Para viabilizar essas ambiciosas reformas hospitalares, Calixto precisou atuar nos bastidores com grande habilidade estratégica. Ele era um militante da Arena e um lobista eficiente, mantendo amizades valiosas com políticos influentes como Antônio Carlos Magalhães. Utilizando essa rede de contatos, conseguia captar recursos fundamentais junto a José Haroldo de Castro Vieira, que atuava como todo poderoso secretário geral da Ceplac. Esse trânsito garantiu que ele transformasse as unidades de saúde locais em um complexo avançado para os padrões da época.
Política
O sucesso incontestável de sua gestão na área da saúde logo despertou o interesse do cenário político. Um grupo diversificado de médicos, cacauicultores e empresários, somado a figuras como José Soares Pinheiro, Alberto Seixas, Lauro Astolfo, Félix Mendonça, Raimundo Seixas e Eliés Haun, passou a enxergá-lo como o candidato ideal para assumir a prefeitura. O jornal matutino Tribuna do Cacau também declarou preferência por seu nome, e o amigo Valter Barreto chegou a defini-lo maravilhosamente como o “prefeito perfeito”, aumentando a pressão para que ele disputasse o cargo.

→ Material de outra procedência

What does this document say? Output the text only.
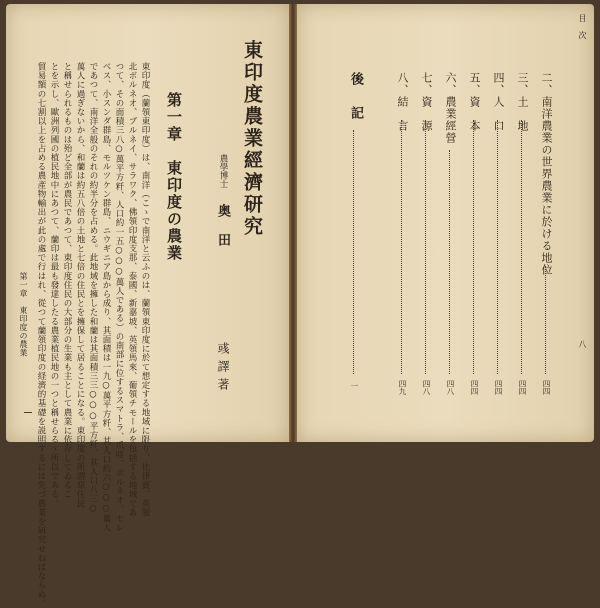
東印度農業經濟研究
農學博士
奥田
彧譯著
第一章　東印度の農業
東印度（蘭領東印度）は、南洋（こゝで南洋と云ふのは、蘭領東印度に於て想定する地域に限り、比律賓、英領
北ボルネオ、ブルネイ、サラワク、佛領印度支那、泰國、新嘉坡、英領馬來、葡領チモールを包括する地域であ
つて、その面積三八○萬平方粁、人口約一五○○○萬人である）の南部に位するスマトラ、爪哇、ボルネオ、セレ
ベス、小スンダ群島、モルツケン群島、ニウギニア島から成り、其面積は一九○萬平方粁、其人口約六○○○萬人
であつて、南洋全般のそれの約半分を占める。此地域を擁した和蘭は其面積三三○○○平方粁、其人口八三○
萬人に過ぎないから、和蘭は約五八倍の土地と七倍の住民とを擁保して居ることになる。東印度の所謂原住民
と稱せられるものは殆ど全部が農民であつて、東印度住民の大部分の生業も主として農業に依存してゐるこ
とを示し、歐洲列國の植民地中にあつて、蘭印は最も發達したる農業植民地の一つと稱せらるゝ所以である。
貿易額の七割以上を占める農產物輸出が此の處で行はれ、從つて蘭領印度の経濟的基礎を説明するには先づ農業を研究せねばならぬ。
第一章　東印度の農業
目　次
八
二、南洋農業の世界農業に於ける地位
四四
三、土　地
四四
四、人　口
四四
五、資　本
四四
六、農業經營
四八
七、資　源
四八
八、結　言
四九
後　記
一
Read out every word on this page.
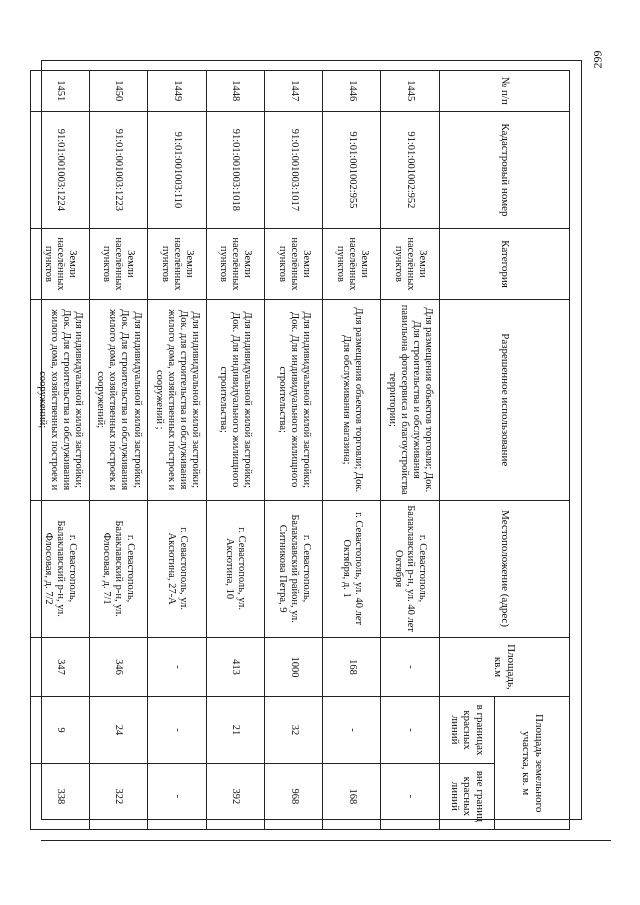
299
№ п/п	Кадастровый номер	Категория	Разрешенное использование	Местоположение (адрес)	Площадь, кв.м	Площадь земельного участка, кв. м	
						в границах красных линий	вне границ красных линий
1445	91:01:001002:952	Земли населённых пунктов	Для размещения объектов торговли; Док. Для строительства и обслуживания павильона фотосервиса и благоустройства территории;	г. Севастополь, Балаклавский р-н, ул. 40 лет Октября	-	-	-
1446	91:01:001002:955	Земли населённых пунктов	Для размещения объектов торговли; Док. Для обслуживания магазина;	г. Севастополь, ул. 40 лет Октября, д. 1	168	-	168
1447	91:01:001003:1017	Земли населённых пунктов	Для индивидуальной жилой застройки; Док. Для индивидуального жилищного строительства;	г. Севастополь, Балаклавский район, ул. Ситникова Петра, 9	1000	32	968
1448	91:01:001003:1018	Земли населённых пунктов	Для индивидуальной жилой застройки; Док. Для индивидуального жилищного строительства;	г. Севастополь, ул. Аксютина, 10	413	21	392
1449	91:01:001003:110	Земли населённых пунктов	Для индивидуальной жилой застройки; Док. для строительства и обслуживания жилого дома, хозяйственных построек и сооружений ;	г. Севастополь, ул. Аксютина, 27-А	-	-	-
1450	91:01:001003:1223	Земли населённых пунктов	Для индивидуальной жилой застройки; Док. Для строительства и обслуживания жилого дома, хозяйственных построек и сооружений;	г. Севастополь, Балаклавский р-н, ул. Флосовая, д. 7/1	346	24	322
1451	91:01:001003:1224	Земли населённых пунктов	Для индивидуальной жилой застройки; Док. Для строительства и обслуживания жилого дома, хозяйственных построек и сооружений;	г. Севастополь, Балаклавский р-н, ул. Флосовая, д. 7/2	347	9	338
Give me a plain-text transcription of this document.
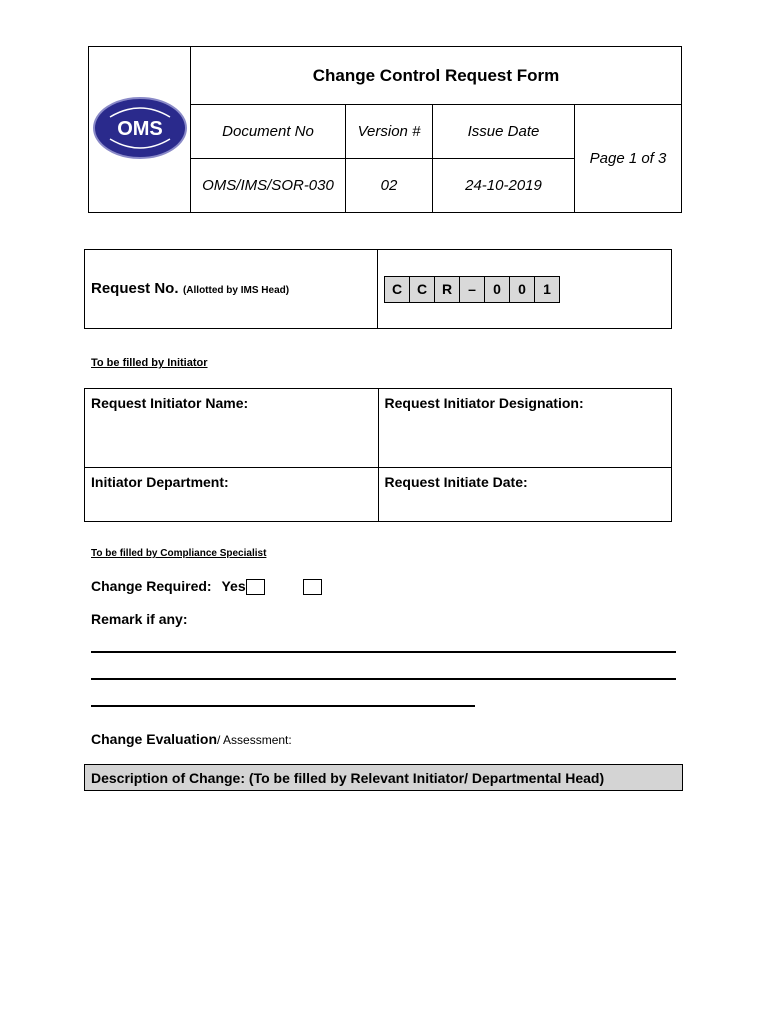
OMS	Change Control Request Form			
	Document No	Version #	Issue Date	Page 1 of 3
	OMS/IMS/SOR-030	02	24-10-2019	
Request No. (Allotted by IMS Head)	C	C	R	–	0	0	1
To be filled by Initiator
Request Initiator Name:	Request Initiator Designation:
Initiator Department:	Request Initiate Date:
To be filled by Compliance Specialist
Change Required: Yes
Remark if any:
Change Evaluation/ Assessment:
Description of Change: (To be filled by Relevant Initiator/ Departmental Head)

A resposta definitiva para esses apelos aconteceu durante um encontro na década de setenta, nas dependências de sua Loja Consul. Com um cigarro entre os dedos e o olhar brilhante de quem compreendia exatamente o cenário em análise, ele encerrou as expectativas dos amigos com a seguinte declaração: "Estou impossibilitado de candidatar-me. Conheço os mistérios de uma campanha eleitoral, os pulos da democracia. Nem sempre vence o melhor, o mais qualificado". Ele havia percebido muito cedo que o resultado das urnas reflete uma preferência pontual e não um ato de justiça.

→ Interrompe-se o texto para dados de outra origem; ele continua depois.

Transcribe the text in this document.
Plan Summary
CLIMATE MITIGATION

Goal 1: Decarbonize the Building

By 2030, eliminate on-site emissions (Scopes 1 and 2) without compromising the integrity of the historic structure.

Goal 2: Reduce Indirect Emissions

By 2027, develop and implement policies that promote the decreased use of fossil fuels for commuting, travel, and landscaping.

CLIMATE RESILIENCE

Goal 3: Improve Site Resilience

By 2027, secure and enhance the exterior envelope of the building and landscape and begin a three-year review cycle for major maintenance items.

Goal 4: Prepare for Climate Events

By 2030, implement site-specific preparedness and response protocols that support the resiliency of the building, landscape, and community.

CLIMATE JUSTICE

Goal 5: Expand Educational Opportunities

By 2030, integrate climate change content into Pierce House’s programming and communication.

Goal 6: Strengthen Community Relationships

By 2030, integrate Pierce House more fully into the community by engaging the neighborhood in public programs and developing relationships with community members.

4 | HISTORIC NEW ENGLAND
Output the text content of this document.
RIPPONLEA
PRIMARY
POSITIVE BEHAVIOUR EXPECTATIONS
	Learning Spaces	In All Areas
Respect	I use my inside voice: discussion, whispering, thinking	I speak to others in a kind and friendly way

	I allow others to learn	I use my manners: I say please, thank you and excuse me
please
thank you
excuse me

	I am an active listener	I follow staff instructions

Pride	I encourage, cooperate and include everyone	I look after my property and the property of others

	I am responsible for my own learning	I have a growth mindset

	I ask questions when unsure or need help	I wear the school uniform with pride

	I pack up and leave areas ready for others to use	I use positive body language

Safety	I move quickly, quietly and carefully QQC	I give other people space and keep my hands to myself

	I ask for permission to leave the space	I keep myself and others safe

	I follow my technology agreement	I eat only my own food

A recusa em entrar para a política partidária expôs algumas contradições e limitações de sua figura pública. Enquanto muitos o exaltavam, uma parcela da sociedade o considerava um homem elitista, desprovido do carisma popular necessário para encarar as praças, os comícios e as exigências das massas. Ele de fato rejeitava o populismo e preferia evitar o desgaste de uma disputa eleitoral, mantendo uma postura de cavalheirismo. Mesmo assim, era conhecido por ter reações intempestivas e emocionadas nas ocasiões em que se sentia magoado ou injustiçado pelas intrigas alheias.
Insubstituível
Longe da prefeitura, sua contribuição para Itabuna aconteceu de forma imensurável e à custa de seu próprio conforto. Apesar de possuir imenso prestígio, influência e crédito na região, ele morreu levando uma vida simples e nunca fez qualquer esforço para acumular bens materiais ao longo da vida. Jamais adotou a postura de um bon vivant ou atraiu a inveja das pessoas ao seu redor, preferindo direcionar toda a sua energia para beneficiar a comunidade. Tudo o que realizou foi motivado pelo idealismo e pelo desejo de servir.
Sua jornada foi marcada pela urgência de quem parecia adivinhar que seria chamado muito cedo. Ele viveu intensamente para erguer a Santa Casa de Misericórdia, enfrentando todo tipo de incompreensão para consolidar sua obra e garantir um atendimento digno à população. O falecimento ocorreu no dia quatro de julho de 1985, encerrando a trajetória de um homem que se doou por completo ao bem estar coletivo de sua terra.
O impacto deixado na medicina do sul da Bahia permanece como a prova definitiva de sua capacidade de realização. A estrutura moderna que a cidade herdou é fruto direto de sua visão administrativa e de sua teimosia em fazer dar certo. Embora outros gestores competentes tenham assumido o comando da instituição posteriormente de forma feliz, o amor exclusivo e intransferível que ele dedicou àquele hospital (que hoje leva o seu nome) garantiu a ele um espaço completamente insubstituível na história local.